停止精度±5mmで高精度な受け渡しを実現
ロボットアームとの連携や自動仕分け機との荷物受け渡しにおいて、±5mmの停止精度は極めて重要です。高精度な停止により、人手を介さずに正確な位置での荷渡し・荷受けが可能となり、自動化ラインとの親和性が高まります。
XF-100 TYPE GL-Cが活躍する現場
XF-100 TYPE GL-Cは、以下のような搬送ニーズに最適です。
- 金属加工工場での大型金型・部品の工程間搬送
- 大型什器をまとめた台車での一括搬送
- 長距離搬送が求められる物流倉庫での重量物配送
- 高頻度の搬送が行われる生産ラインにおける部品供給
- 自動化ラインと連携した高精度な物品受け渡し工程
これらの現場では、「牽引力・安定性・高精度走行・安全性」のすべてを同時に満たすAGVが求められます。GL-Cは、まさにそのような条件を満たす1台です。
GLシリーズの中でのTYPE GL-Cの位置づけ
同シリーズのGLモデルと比較した際、GL-Cの立ち位置は以下の通りです。
- GL-A: 積載・牽引ともに200kg、自動充電対応。多機能型だが牽引力はGL-Cの1/3。

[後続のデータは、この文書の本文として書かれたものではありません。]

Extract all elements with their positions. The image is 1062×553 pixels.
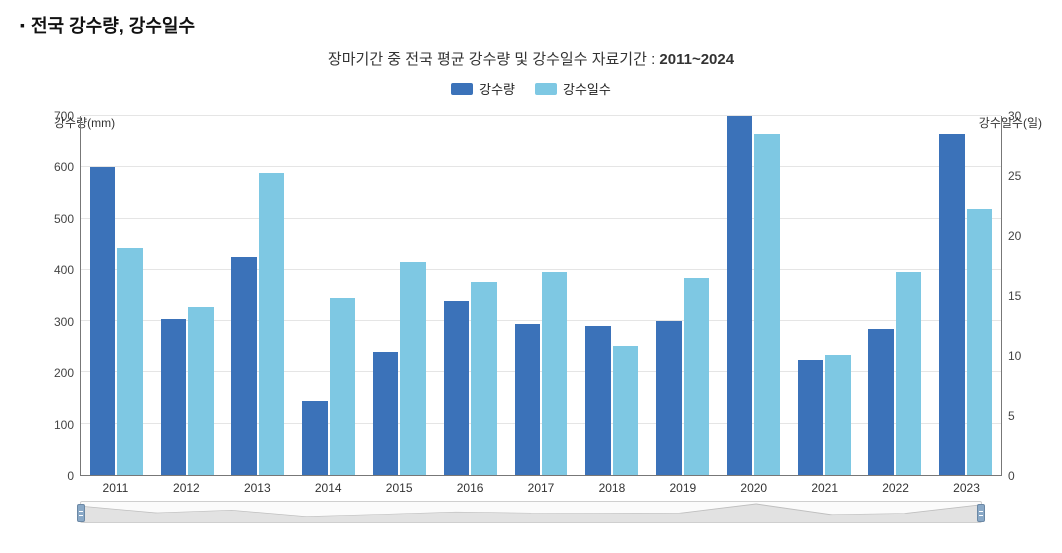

- GL-B: 積載200kg、手動充電、牽引非対応。導入のしやすさ重視のエントリーモデル。
- GL-E: 牽引重量350kg、横幅480mmの中型モデル。GL-Cに比べて搬送対象が中量物向け。
- GL-CUBE: 100kg積載専用の超小型モデル。仕分けや小物搬送に特化。
GL-Cは、シリーズ中で唯一600kgの牽引力を誇り、重量物対応・安定搬送・高精度制御という点で特化型のポジションを担っています。
まとめ:XF-100 TYPE GL-Cは重量物搬送の自動化に最適な一台
XF-100 TYPE GL-Cは、重量物搬送を要する製造・物流現場にとって、導入効果の高いAGVです。600kgの牽引力、ワイドかつ低床の筐体、自律走行と磁気誘導のハイブリッド制御、分速40mの安定走行、安全装置の充実、そして±5mmの停止精度という高水準の仕様により、現場の安全性と生産性を同時に向上させることができます。
「重量物の搬送を安全かつ効率的に無人化したい」と考える現場において、GL-Cは現実的かつ強力な選択肢として最適な一台です。